How to reuse this workflow

  • Build a .cursorignore template you reuse across projects: node_modules/, dist/, *.log, large data files, secrets.
  • Add .cursorrules (or modern equivalent) with your team’s coding conventions. Cursor reads them as system context.
  • Save common Inline edit prompts as snippets (“convert to async/await,” “add types,” “extract to helper”).
  • Re-test the surfaces quarterly. Cursor ships new features fast and keystrokes can shift.

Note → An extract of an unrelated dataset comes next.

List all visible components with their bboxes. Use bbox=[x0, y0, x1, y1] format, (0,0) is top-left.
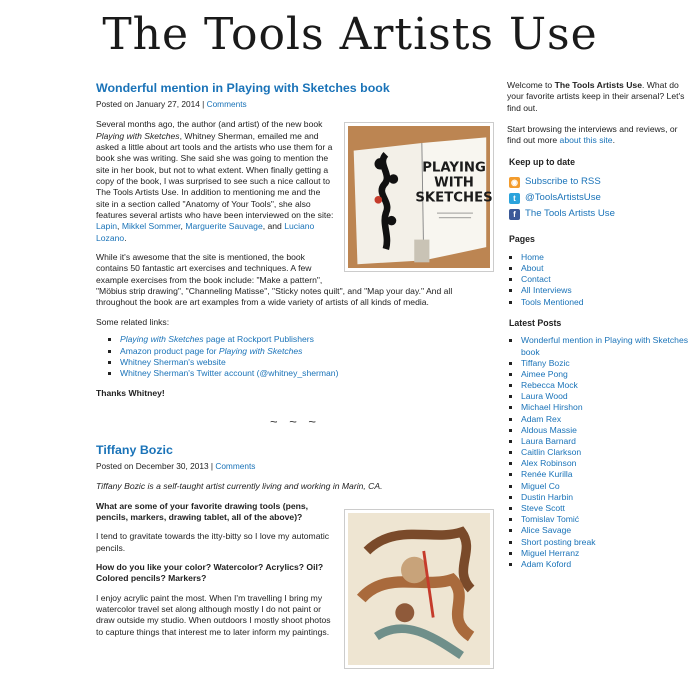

Tab for autocomplete → Inline for single-function changes → Composer for multi-file changes (with explicit scope) → Chat for explanations and code archaeology → commit between surfaces.

Common mistakes

  • Letting Composer run unattended on a dirty repo. If something goes wrong, you cannot tell what Cursor changed vs what you changed.
  • Skipping .cursorignore. Indexing node_modules is slow and pollutes context with irrelevant files.
  • Letting initial indexing run for hours without checking why (why indexing never completes).
  • Editing a file in another window while Cursor still has a stale view of it (IDE state out of sync).
  • Layering project, workspace, and user .cursorrules on top of each other and getting silent contradictions (Cursor config conflict).
  • Using Composer for a one-line change. It is overkill and the diff review takes longer than the edit.

FAQ

  • Is Cursor different enough from VS Code to justify switching?: If you write code daily, the AI surfaces alone are worth it. The rest is VS Code with familiar keybinds.
  • How does Cursor compare to Claude Code or Codex?: Cursor is an editor-first AI; Claude Code and Codex are agent-first. Cursor wins for IDE workflow, the others for hands-off task running.
  • Do I need a paid plan?: Free works for evaluation. Daily use hits limits quickly; Pro is worth it within a week.
  • Will Cursor work offline?: Editor yes; AI features require network. Indexing is local.